The Director-General of Ghana Health Service, Dr Elias Sory, has commended the integrated approach to health care delivery in the Nkwanta District.
He said that had resulted in a reduction in communicable diseases in the area.
Under the Community Based Health Planning Services (CHPS) Programme, being undertaken on pilot basis in the district, communities are actively involved in health management through Community Health Nurses in the rural areas.
The programme has a well-laid referral system, under which patients in critical conditions are sent to particular health facility depending on the illness.
Dr Sory made the commendation when launching the Ghana Essential Medicine Initiative (GEMI) project at Kecheibi in the Nkwanta District.
The project seeks to improve access to child and reproductive health services through a sustainable essential drug cost exemption scheme coupled with appropriate maternity education.

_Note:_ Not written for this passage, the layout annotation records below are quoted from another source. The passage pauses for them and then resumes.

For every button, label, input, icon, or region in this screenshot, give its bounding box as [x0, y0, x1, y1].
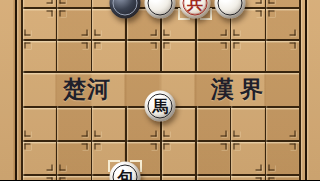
point-marker [255, 0, 274, 17]
board-border-left [15, 0, 17, 180]
piece-top-ivory-piece-left[interactable] [145, 0, 176, 19]
grid-line [21, 71, 299, 73]
piece-top-ivory-piece-right[interactable] [214, 0, 245, 19]
river-label-right: 漢界 [211, 77, 269, 100]
piece-red-soldier[interactable]: 兵 [180, 0, 211, 19]
point-marker [290, 30, 309, 49]
piece-horse[interactable]: 馬 [145, 91, 176, 122]
point-marker [81, 30, 100, 49]
river-label-left: 楚河 [63, 77, 111, 100]
point-marker [46, 0, 65, 17]
piece-top-dark-piece[interactable] [110, 0, 141, 19]
point-marker [220, 131, 239, 150]
point-marker [151, 30, 170, 49]
point-marker [46, 165, 65, 181]
grid-line [21, 0, 23, 180]
point-marker [12, 131, 31, 150]
point-marker [151, 131, 170, 150]
xiangqi-board[interactable]: 楚河 漢界 兵馬包 [0, 0, 320, 180]
grid-line [299, 0, 301, 180]
point-marker [12, 30, 31, 49]
board-border-right [305, 0, 307, 180]
point-marker [220, 30, 239, 49]
point-marker [290, 131, 309, 150]
piece-cannon[interactable]: 包 [110, 162, 141, 181]
point-marker [255, 165, 274, 181]
point-marker [81, 131, 100, 150]
grid-line [195, 106, 197, 180]
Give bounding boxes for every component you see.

It includes developing and testing health management information systems for monitoring service delivery in rural areas.
Dr Sory stressed the need for the CHPS programme to be replicated nation-wide to achieve results and urged health workers to double their efforts in providing services to patients.
Dr Koku Awoonor-Williams, Nkwanta District Director of Health Services said the project was a partnership for health development between the GHS, Ghana National Population Council and four United States Pharmaceutical Companies targeted at pregnant women, children and the vulnerable in the communities.
He commended World Vision International (WVI) for assisting the project at Kecheibi and would be replicated in other districts.
Dr Awoonor-Williams said drugs under the project would take care of malaria, diarrhoea, cough and cold, upper respiratory tract infection and the six childhood killer diseases.